Après un premier ep en 2008 reconnu par la critique, les australiens de Tame Impala montent un cran au dessus dans la reconnaissance internationale avec un premier disque toujours placé sous le signe paisible du Rock Psychédélique.
Innerspeaker c'est un projet de onze morceaux dégageant des vapeurs accueillantes et chaleureuses qui prennent leur source comme vous pouvez vous en douter, dans le Rock des années 70. Led Zeppelin, The Doors ou King Crimson se font donc sentir ici ou là . L'album repose sur trois choses simples : des guitares débordantes de fuzz et de delay, une batterie calée en mode rythmes obsédants et une voix proche de John Lennon qui ferait croire que Kevin Parker est le frère caché de Sean Lennon. Tame Impala fait revivre l'époque hippie, avec l'impression d'être étalé sur l'herbe à consommer des substances illicites, car sur Innerspeaker on aime se perdre dans des méandres éclatant de couleurs chaudes, ces effluves délicates matinées comme du coton qui viennent nous caresser les esgourdes. Innerspeaker se découvre comme un kaléidoscope, par ces guitares bariolées ses rythmes chaleureux et sa voix propice à l'élévation. Une vraie bouffée de... fraicheur (avouez, vous avez pensé à autre chose?) empli ce disque sur des morceaux comme Solitude Is Bliss et ses guitares colorées ou les arpèges lumineux de Jeremy's Storm.

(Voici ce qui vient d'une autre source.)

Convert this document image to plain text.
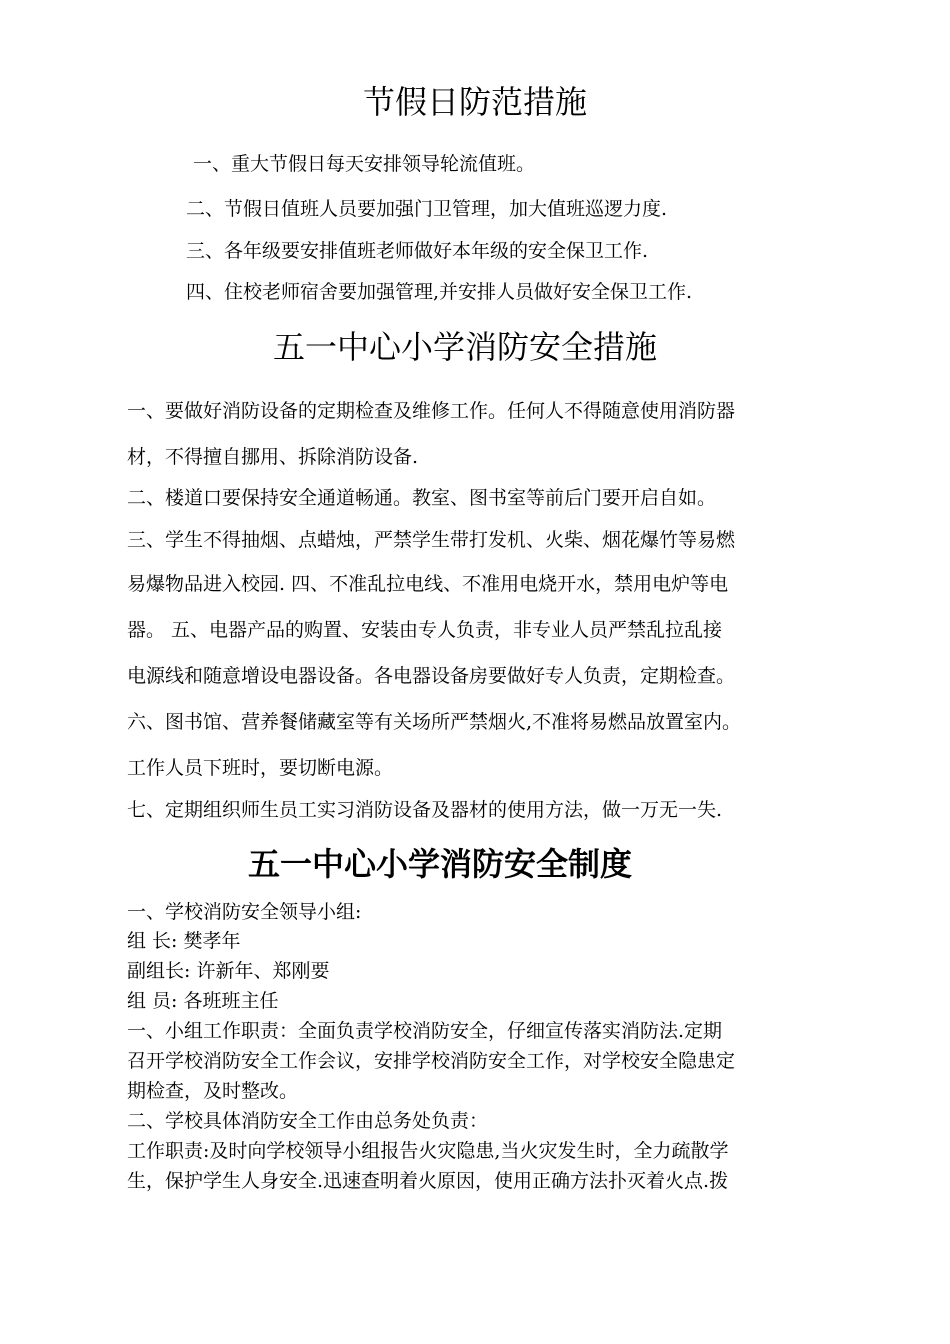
节假日防范措施

一、重大节假日每天安排领导轮流值班。

二、节假日值班人员要加强门卫管理，加大值班巡逻力度.

三、各年级要安排值班老师做好本年级的安全保卫工作.

四、住校老师宿舍要加强管理,并安排人员做好安全保卫工作.

五一中心小学消防安全措施

一、要做好消防设备的定期检查及维修工作。任何人不得随意使用消防器

材，不得擅自挪用、拆除消防设备.

二、楼道口要保持安全通道畅通。教室、图书室等前后门要开启自如。

三、学生不得抽烟、点蜡烛，严禁学生带打发机、火柴、烟花爆竹等易燃

易爆物品进入校园. 四、不准乱拉电线、不准用电烧开水，禁用电炉等电

器。 五、电器产品的购置、安装由专人负责，非专业人员严禁乱拉乱接

电源线和随意增设电器设备。各电器设备房要做好专人负责，定期检查。

六、图书馆、营养餐储藏室等有关场所严禁烟火,不准将易燃品放置室内。

工作人员下班时，要切断电源。

七、定期组织师生员工实习消防设备及器材的使用方法，做一万无一失.

五一中心小学消防安全制度

一、学校消防安全领导小组:

组 长: 樊孝年

副组长: 许新年、郑刚要

组 员: 各班班主任

一、小组工作职责：全面负责学校消防安全，仔细宣传落实消防法.定期

召开学校消防安全工作会议，安排学校消防安全工作，对学校安全隐患定

期检查，及时整改。

二、学校具体消防安全工作由总务处负责：

工作职责:及时向学校领导小组报告火灾隐患,当火灾发生时，全力疏散学

生，保护学生人身安全.迅速查明着火原因，使用正确方法扑灭着火点.拨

Pourtant les australiens ne restent pas bloqués quarante ans en arrière, à travers une nostalgie peu féconde. A la manière de The White Stripes, sous des inspirations seventies, Tame Impala remet ça au goût du jour avec une dose d'Indie Rock, limite touché par un aspect Pop Psyché dansant à la Animal Collective (I Don't Really Mind). C'est donc une vision multiple du Rock Psychédélique que Tame Impala nous propose, tout ça plongé dans le coté Folk-Rock de Midlake ou du Rock garage à la The Vines. Si le premier album des australiens est un disque à la cool, très accessible, il n'en est pas pour autant vide ou rapidement digéré. C'est sur le long terme que l'effet se décuple car les instrumentations se révèlent vite être fouillées et surtout addictives telles ces petits champignons qui déforment la réalité comme sur l'hypnotique (It Is Not Meant To Be). Innerspeaker est un délire psychotrope, mais très léger, très doux, loin de la défonce de certains groupes de Stoner par exemple, et pourtant on y revient régulièrement pour ses rythmes entrainants (Alter Ego) et ses morceaux planant s'étirant parfois en longueur dans des structures presque progressives (Runaway, Houses, City, Clouds).

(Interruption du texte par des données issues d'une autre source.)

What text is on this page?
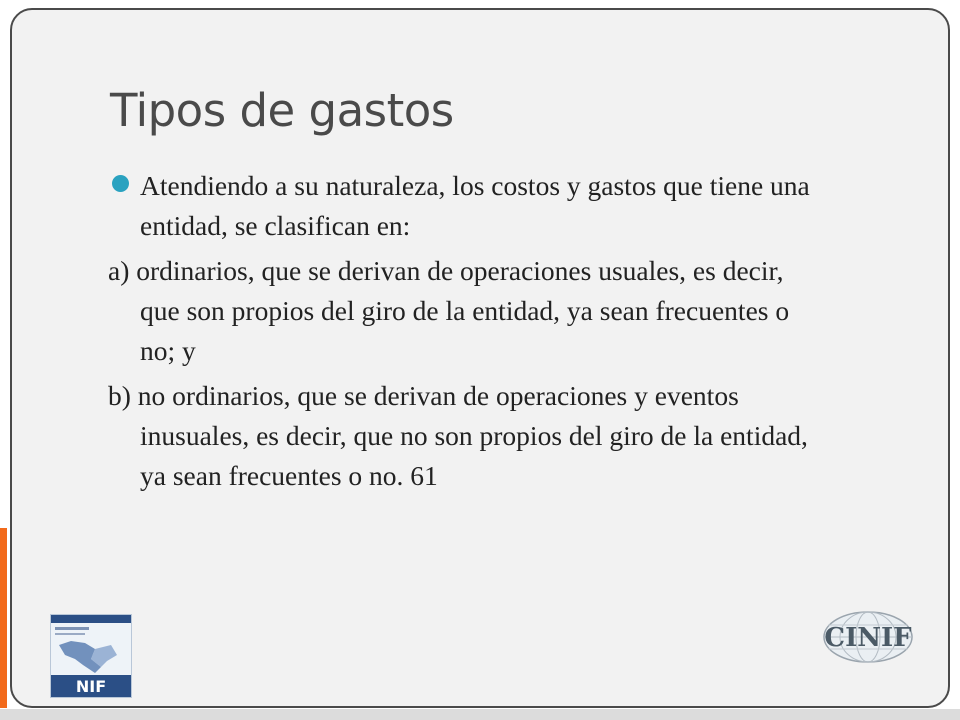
Tipos de gastos
Atendiendo a su naturaleza, los costos y gastos que tiene una
entidad, se clasifican en:

a) ordinarios, que se derivan de operaciones usuales, es decir,
que son propios del giro de la entidad, ya sean frecuentes o
no; y

b) no ordinarios, que se derivan de operaciones y eventos
inusuales, es decir, que no son propios del giro de la entidad,
ya sean frecuentes o no. 61

NIF
CINIF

Pour conclure, Innerspeaker est une jolie réussite pour les australiens de Tame Impala qui risquent sérieusement de faire parler d'eux et devenir l'un des prochains groupes de Rock à exploser de façon internationale. Si vous ne savez pas quoi écouter pour clore votre été en douceur, Tame Impala est là pour délayer ses tendres mélodies quand les derniers rayons de soleils disparaissent à l'horizon.